Thursday, December 24, 2009

Lessons from a cold...

Struggling with a cold for a few days has brought me closer to a few truths. The first one being that I do not like being laid up and dependent on someone’s kindness to get on. The other is that I actually can expect the kids to take care of themselves for hours together and even try to help their mom out. The third is that I do nothing to get myself closer to my dream of writing and it weighs on me a little more each day.
Some people are born nurses in the sense that if someone is unwell they can, almost magically feel their loved one’s discomfort and alleviate it or even anticipate needs. I am a good, albeit reluctant nurse myself. My husband does care but has no idea about what to do when I am ill and can only at most follow instructions inadequately though in a normal situation he is the epitome of efficiency. My mother thinks boiling water for soup is too difficult half the time so she is nurturing only when her son is ill and thinks daughters are made of hardier stuff. So I end up dragging myself to the kitchen to make soup which everyone else loves to drink but no one thinks to make for the cold-infected patient.
The pleasant feeling one gets when one realises that indeed the children are not as dependent as they were a while ago is hard to explain. They get by with minimum supervision and actually worry over why I’m in bed and even think to bring in biscuits to make me feel better. I cannot recall when the little ones changed from needing constant care to achieving a measure of independence that really makes sickness a lot less scary than it used to be.
My inertia in following my dream fills me with anxiety that attacks when I am not actively doing something or in the dead of the night. So being unable to read or go online was the perfect circumstance for my ever-present-in-the-background anxiety to kick in. The years I spent dodging this fear would have seen me as an established writer had I actually taken the trouble to face things head-on. But I continue to slither sideways like some exotic desert snake waiting for a more perfect time or place or situation before plunging in. What sort of a spineless coward does that make me, I wonder?

Thursday, December 17, 2009

Food phobias

I love to hate food. Its been that way ever since I could eat solids. Perhaps the reason I find eating tedious and a task to be undertaken only when one’s stomach rebels mightily, is that I was forced to eat as a child – apparently my skinny frame was a source of displeasure to my very stout father whose other children were reassuringly well-rounded.

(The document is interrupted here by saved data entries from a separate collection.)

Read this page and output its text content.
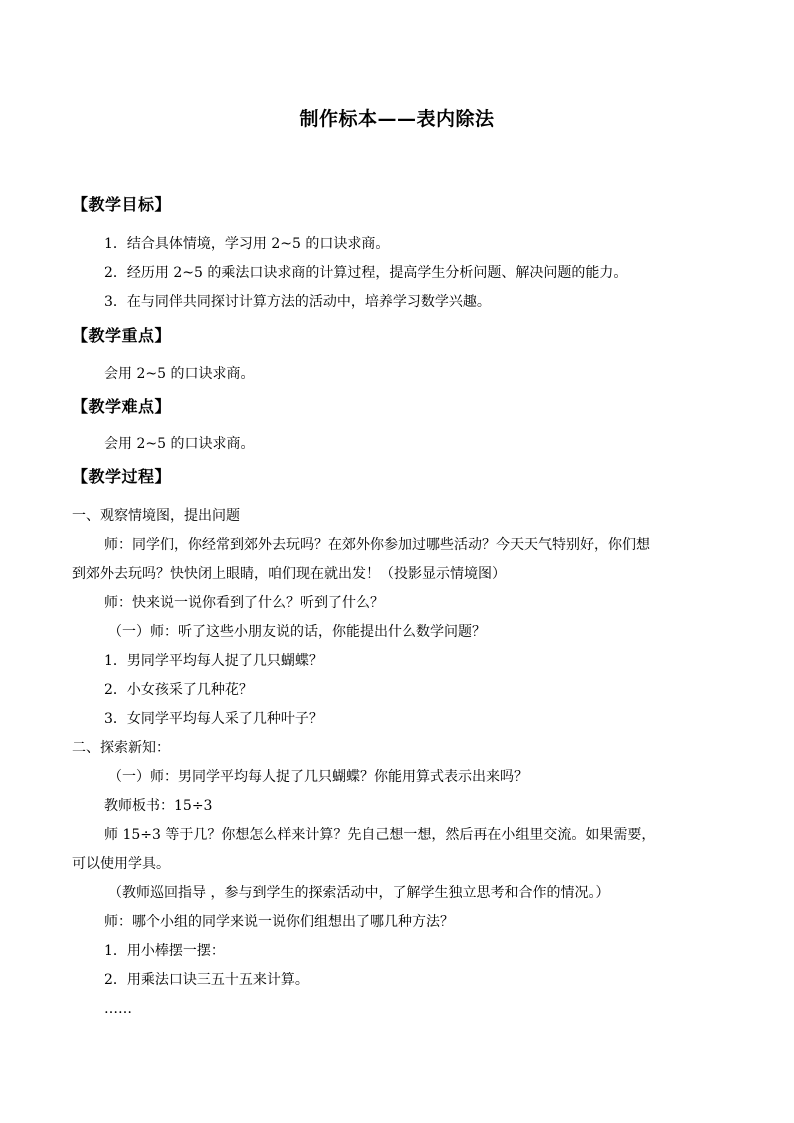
制作标本——表内除法
【教学目标】
1．结合具体情境，学习用 2~5 的口诀求商。
2．经历用 2~5 的乘法口诀求商的计算过程，提高学生分析问题、解决问题的能力。
3．在与同伴共同探讨计算方法的活动中，培养学习数学兴趣。
【教学重点】
会用 2~5 的口诀求商。
【教学难点】
会用 2~5 的口诀求商。
【教学过程】
一、观察情境图，提出问题
师：同学们，你经常到郊外去玩吗？在郊外你参加过哪些活动？今天天气特别好，你们想
到郊外去玩吗？快快闭上眼睛，咱们现在就出发！（投影显示情境图）
师：快来说一说你看到了什么？听到了什么？
（一）师：听了这些小朋友说的话，你能提出什么数学问题？
1．男同学平均每人捉了几只蝴蝶？
2．小女孩采了几种花？
3．女同学平均每人采了几种叶子？
二、探索新知：
（一）师：男同学平均每人捉了几只蝴蝶？你能用算式表示出来吗？
教师板书：15÷3
师 15÷3 等于几？你想怎么样来计算？先自己想一想，然后再在小组里交流。如果需要，
可以使用学具。
（教师巡回指导 ，参与到学生的探索活动中，了解学生独立思考和合作的情况。）
师：哪个小组的同学来说一说你们组想出了哪几种方法？
1．用小棒摆一摆：
2．用乘法口诀三五十五来计算。
……
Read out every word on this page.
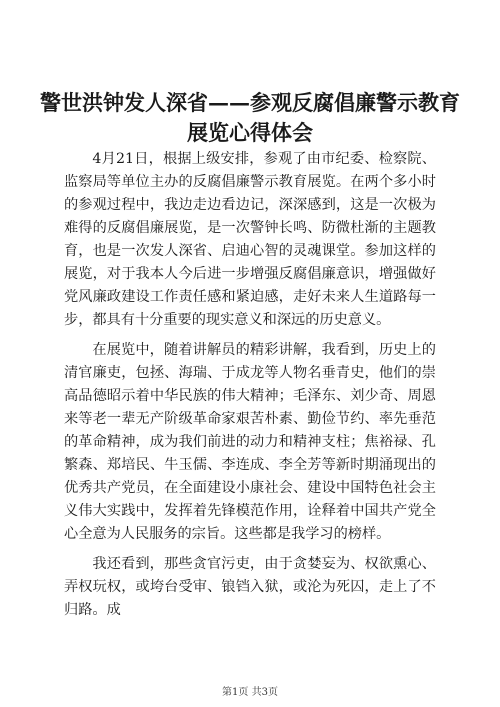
警世洪钟发人深省——参观反腐倡廉警示教育展览心得体会

4月21日，根据上级安排，参观了由市纪委、检察院、监察局等单位主办的反腐倡廉警示教育展览。在两个多小时的参观过程中，我边走边看边记，深深感到，这是一次极为难得的反腐倡廉展览，是一次警钟长鸣、防微杜渐的主题教育，也是一次发人深省、启迪心智的灵魂课堂。参加这样的展览，对于我本人今后进一步增强反腐倡廉意识，增强做好党风廉政建设工作责任感和紧迫感，走好未来人生道路每一步，都具有十分重要的现实意义和深远的历史意义。

在展览中，随着讲解员的精彩讲解，我看到，历史上的清官廉吏，包拯、海瑞、于成龙等人物名垂青史，他们的崇高品德昭示着中华民族的伟大精神；毛泽东、刘少奇、周恩来等老一辈无产阶级革命家艰苦朴素、勤俭节约、率先垂范的革命精神，成为我们前进的动力和精神支柱；焦裕禄、孔繁森、郑培民、牛玉儒、李连成、李全芳等新时期涌现出的优秀共产党员，在全面建设小康社会、建设中国特色社会主义伟大实践中，发挥着先锋模范作用，诠释着中国共产党全心全意为人民服务的宗旨。这些都是我学习的榜样。

我还看到，那些贪官污吏，由于贪婪妄为、权欲熏心、弄权玩权，或垮台受审、锒铛入狱，或沦为死囚，走上了不归路。成

第1页 共3页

My younger brother grew to huge proportions fed on a diet that had little or no nutrition and was heavy on taste and my sister enjoyed eating while making it a point not to appear so. I felt left out in the family where food was God.
I remember the early days when I would cry at the sight of a plate of rice, curry, vegetables and fish or meat all mixed up and rolled into balls to facilitate eating. I would sit before the plate and escape to my dream world where eating was banished and let the rice balls curl up and dry before my mother would give me a sound scolding and get me started on the food. If there was delicious kheema, I would ask for green beans. If there was platters of fried fish of a special variety, I would complain that it smelt of petrol (it really did bother me). If there was yoghurt in any form, I would eat that – I detested rice and still am not fond of it after so many years.
Another reason I disliked food is the large numbers of people who would arrive during the weekend at our tiny flat, just to eat food. They would pig out and then loll around the place giving us girls little or no privacy. My parents were always in the kitchen. I do not recall family outings or educational trips or just going out to a nice restaurant once in a while. The family’s focus was food nearly all the time. I never understood the reason my father felt like feeding 20 people every week for the ten years that we were in the Gulf.
My father lost his mother at a tender age and his father was never there for the dozen children that he co-created. So their childhood was hard and they often had to forgo meals. I suppose in his mind, food gained utmost importance and the idea of parenting was tied up in it. Thus I longed for books and got food. I longed to go and see places and got food instead. I longed for dance lessons and didn’t have the courage to say that fearing I would hear the refrain “we can’t afford it” and then be given some ‘treat’ to reassure me. I associate and overabundance of food with waste and hate leftovers with a passion.
I am sure everyone else thought I was an ungrateful creature who should have been thanking my parents on bended knees for providing lavish fare everyday but they did not understand that everyone’s needs are not alike. I craved intellectual stimulation more than food but I was sadly in the minority in a family that would rather watch TV than actually read anything .Therefore what seemed like a dream existence to some strangely turned out to be a childhood I did not cherish and thus I continue to dislike eating except when warranted.